= Samir Mansour Library =

Library and bookshop in Palestine

The Samir Mansour Library is a library, bookshop, and publishing house in Gaza, Palestine. It is one of the first libraries in the region, and is one of the largest. It was destroyed in an Israeli airstrike in 2021, and rebuilt with fundraising from a GoFundMe campaign.

== Function ==
The library functions as a library, bookshop, and publishing house. It is the biggest library or bookshop in Gaza. It has books in both Arabic and English. The library is located near three universities, including the Islamic University of Gaza and is used by students. The publishing house focuses on Palestinian writers, with the books printed in Egypt.

== History ==
The library's owner, Samir Mansour, had worked with books since he was 15 in the 1980s, helping his father in his bookshop. Mansour started his own bookshop and publishing house started in 2000. It was called the Samir Mansour Bookshop, although it allowed visitors to read books in the shop "without any obligation to purchase". The original bookshop contained around 100,000 books.

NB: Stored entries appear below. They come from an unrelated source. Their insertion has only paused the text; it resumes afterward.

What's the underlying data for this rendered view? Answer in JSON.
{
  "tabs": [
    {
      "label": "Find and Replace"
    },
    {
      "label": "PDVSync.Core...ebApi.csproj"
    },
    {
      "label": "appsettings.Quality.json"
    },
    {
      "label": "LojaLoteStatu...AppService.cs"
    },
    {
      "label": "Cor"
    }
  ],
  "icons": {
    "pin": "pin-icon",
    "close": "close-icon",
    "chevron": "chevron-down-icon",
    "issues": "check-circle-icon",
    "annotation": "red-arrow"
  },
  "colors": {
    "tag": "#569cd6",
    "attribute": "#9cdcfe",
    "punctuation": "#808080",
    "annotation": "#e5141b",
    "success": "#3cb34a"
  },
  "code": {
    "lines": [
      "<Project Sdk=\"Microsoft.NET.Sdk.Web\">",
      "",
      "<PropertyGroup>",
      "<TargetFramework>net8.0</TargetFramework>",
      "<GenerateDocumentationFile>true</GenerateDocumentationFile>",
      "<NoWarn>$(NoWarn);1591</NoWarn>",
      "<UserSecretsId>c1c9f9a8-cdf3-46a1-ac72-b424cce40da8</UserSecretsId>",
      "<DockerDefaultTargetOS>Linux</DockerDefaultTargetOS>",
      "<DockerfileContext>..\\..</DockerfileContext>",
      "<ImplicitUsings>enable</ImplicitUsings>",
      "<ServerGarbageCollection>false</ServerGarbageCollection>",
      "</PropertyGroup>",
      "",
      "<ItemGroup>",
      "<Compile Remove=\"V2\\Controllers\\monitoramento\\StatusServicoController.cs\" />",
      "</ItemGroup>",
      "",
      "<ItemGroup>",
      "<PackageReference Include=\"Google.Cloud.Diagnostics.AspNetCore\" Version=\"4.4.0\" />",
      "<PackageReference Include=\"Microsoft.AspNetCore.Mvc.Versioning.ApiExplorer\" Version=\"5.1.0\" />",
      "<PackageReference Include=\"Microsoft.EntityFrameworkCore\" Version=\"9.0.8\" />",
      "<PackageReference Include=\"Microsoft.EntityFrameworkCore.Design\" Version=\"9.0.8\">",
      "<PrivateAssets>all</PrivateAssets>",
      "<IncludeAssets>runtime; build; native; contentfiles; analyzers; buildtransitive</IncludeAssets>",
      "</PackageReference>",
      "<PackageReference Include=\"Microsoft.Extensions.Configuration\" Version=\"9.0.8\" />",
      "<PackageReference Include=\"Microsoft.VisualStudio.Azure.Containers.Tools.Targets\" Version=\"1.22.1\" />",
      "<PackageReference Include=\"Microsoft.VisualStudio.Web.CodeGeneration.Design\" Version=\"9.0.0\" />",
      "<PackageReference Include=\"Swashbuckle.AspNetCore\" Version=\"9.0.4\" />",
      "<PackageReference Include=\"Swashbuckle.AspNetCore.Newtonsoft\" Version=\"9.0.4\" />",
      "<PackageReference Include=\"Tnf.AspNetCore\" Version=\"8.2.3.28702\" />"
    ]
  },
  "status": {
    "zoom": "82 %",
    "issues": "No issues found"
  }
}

=== Initial destruction ===
The Kuheil building, where the bookshop was housed since 2008, was destroyed in Israeli airstrikes in May 2021, along with the nearby Iqraa library and two other bookshops. Mansour was at home when he saw a warning on television that the building his bookshop was in was going to be destroyed. He ran to the shop, but stopped 200m away and saw Israeli planes fire two missiles at the building. The Israeli military said that the bookshop was not a target, but that the building the bookshop was in "contained a Hamas facility for producing weapons and intelligence-gathering."

=== Rebuilding efforts ===
A GoFundMe to rebuild the bookshop was started by human rights lawyers Mahvish Rukhsana and Clive Stafford Smith and managed by the non-profit organisation Reprieve. The campaign raised over US$200,000 for the rebuilding of the bookshop and over 10,000 books were donated. Books2Door, a UK children's bookseller, donated 1000 books to the library. Many people who donated books left messages and their email addresses in the books. Mansour's only request of those donating books was for Harry Potter books, saying they are very popular with children in Gaza. This led many people to donate boxsets of the series.

The owner, Mansour, reopened it as a bookshop and library with plans to build a Gaza Cultural Centre library next door. Seven months after the initial destruction, the library was 90% rebuilt. Nine months after initial destruction, the library was ultimately rebuilt to triple the size of the original building with a collection of 400,000 books. It was reopened on 17 February 2022.

=== Second bombing ===
In October 2023, the library was damaged in an Israeli airstrike, along with eight other publishing houses and libraries.

== Honours ==
In November 2021, the library was nominated for the International Publishers Association 2021 Prix Voltaire prize, which honours freedom to publish. In 2024, it was again nominated for the Prix Voltaire prize and won.